Os religiosos que estão aqui também têm seus registros
da intolerância vivida. Se pessoalmente não viveu, no mínimo conhece alguém
vítima da intolerância religiosa. Essas pessoas têm nome, endereço; são
trabalhadoras e trabalhadores; pagam impostos.
A primeira vez que ouvi um desses relatos foi no final
dos anos de 1980. Os vizinhos tinham jogado pedra no telhado do espaço
religioso na hora da realização do ritual. Na sequencia, fui ouvindo mais e
mais relatos. E eles foram ganhando forma e complexidade diferentes.
O vizinho registra queixa na delegacia. O motivo! O
som dos atabaques. O trabalhador é agredido fisicamente em sua própria rua por
pertencer a um terreiro. Na localidade de Guanduba, uma comunidade age de forma
intolerante impedindo o funcionamento da casa religiosa. Pai de santo se torna
réu em um processo fruto de acusação sem fundamento legal. Na escola, criança é
qualificada como praticante de religião do diabo. Pessoas públicas se posicionam
de forma preconceituosa e intolerante. O
monumento a Iemanjá é depredado.
Desqualificação, ofensa em palavras, agressão física,
violação por parte do Estado brasileiro. Esse é o quadro.
Sou um pesquisador, mas é claro que minha fala é
também permeada por afetos e respeito pela religião, pelas religiosas e
religiosos, aprendidos ao longo dessas ultimas três décadas de trabalho.
Em nossos estudos inicialmente acreditávamos que a
questão podia ser compreendida como parte da disputa por mercado de bens
simbólicos; disputa por público. Logo percebemos que também existia outro
componente, que corresponderia a uma forma muito particular de racismo. A intolerância religiosa assume formas e
contornos racistas cada vez mais complexas. O que chamamos de intolerância
religiosa se transforma em um racismo religioso que desqualifica, persegue,
criminaliza.
Outros dois fatores compõem o campo de análise,
somando-se aos dois pontos que acabei de especificar. Trata-se da fragilidade
socioeconômica e institucional das comunidades de terreiro, como a laicidade do
Estado brasileiro.
É certo que esta audiência tem um compromisso –
debater o vilipêndio da estátua de Iemanjá e apontar encaminhamentos de
resolução. Particularmente quero ressaltar que a estátua deve ser tomada como
um bem simbólico, expressão de representações do mundo cultural e, como tal,
concebida como monumento público da cidade do Natal, o que implica, no mínimo,
em responsabilidades por parte do poder público municipal.

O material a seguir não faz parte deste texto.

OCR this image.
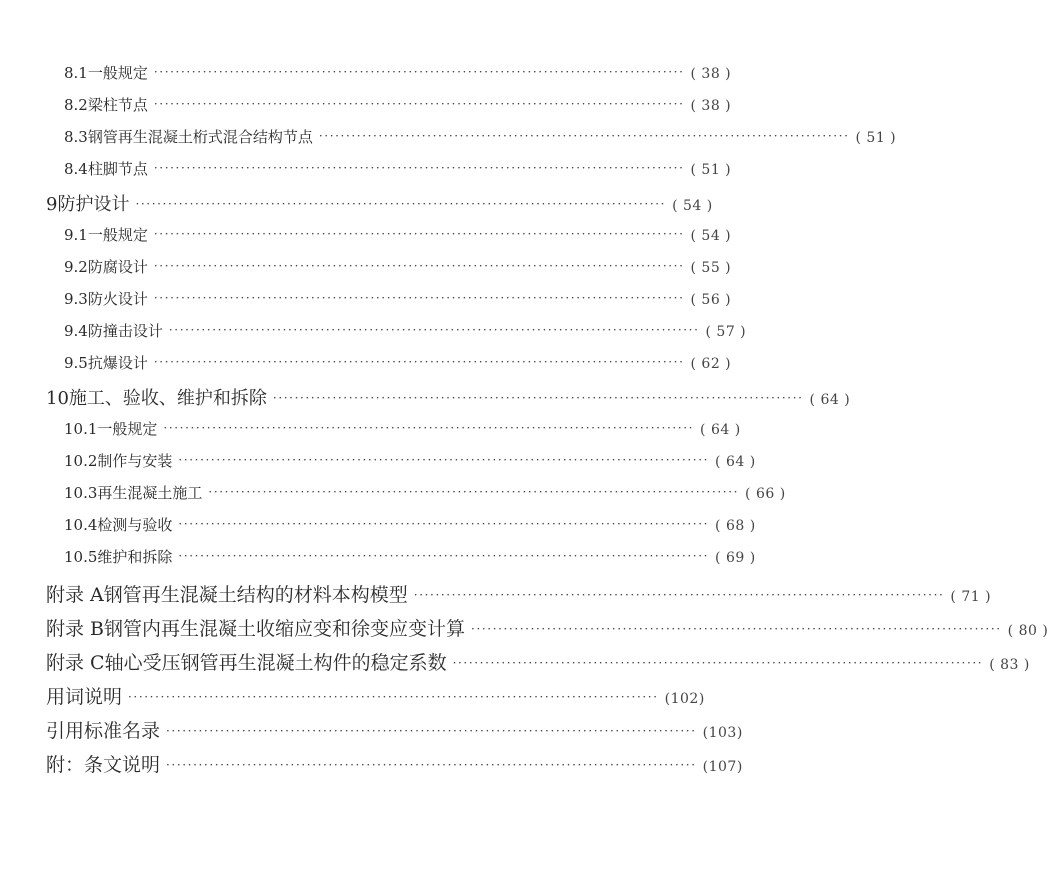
8.1 一般规定 ·································································································· ( 38 )
8.2 梁柱节点 ·································································································· ( 38 )
8.3 钢管再生混凝土桁式混合结构节点 ·································································································· ( 51 )
8.4 柱脚节点 ·································································································· ( 51 )
9 防护设计 ·································································································· ( 54 )
9.1 一般规定 ·································································································· ( 54 )
9.2 防腐设计 ·································································································· ( 55 )
9.3 防火设计 ·································································································· ( 56 )
9.4 防撞击设计 ·································································································· ( 57 )
9.5 抗爆设计 ·································································································· ( 62 )
10 施工、验收、维护和拆除 ·································································································· ( 64 )
10.1 一般规定 ·································································································· ( 64 )
10.2 制作与安装 ·································································································· ( 64 )
10.3 再生混凝土施工 ·································································································· ( 66 )
10.4 检测与验收 ·································································································· ( 68 )
10.5 维护和拆除 ·································································································· ( 69 )
附录 A 钢管再生混凝土结构的材料本构模型 ·································································································· ( 71 )
附录 B 钢管内再生混凝土收缩应变和徐变应变计算 ·································································································· ( 80 )
附录 C 轴心受压钢管再生混凝土构件的稳定系数 ·································································································· ( 83 )
用词说明 ·································································································· (102)
引用标准名录 ·································································································· (103)
附：条文说明 ·································································································· (107)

Todavia, volto a destacar que a questão é mais ampla.
Não é específica da estátua de Iemanjá. A questão da intolerância religiosa
está presente na escola, na rua, no bairro, nos espaços públicos e nos espaços
institucionais. Trata-se de questões que atinge diretamente a premissa
inviolável do direito de culto manifesto na Constituição Federal de 1988.
Comunicação proferida na Câmara Municipal de Natal
durante a audiência pública promovida pelo mandato da Vereadora Natália
Bonavides sobre intolerância religiosa.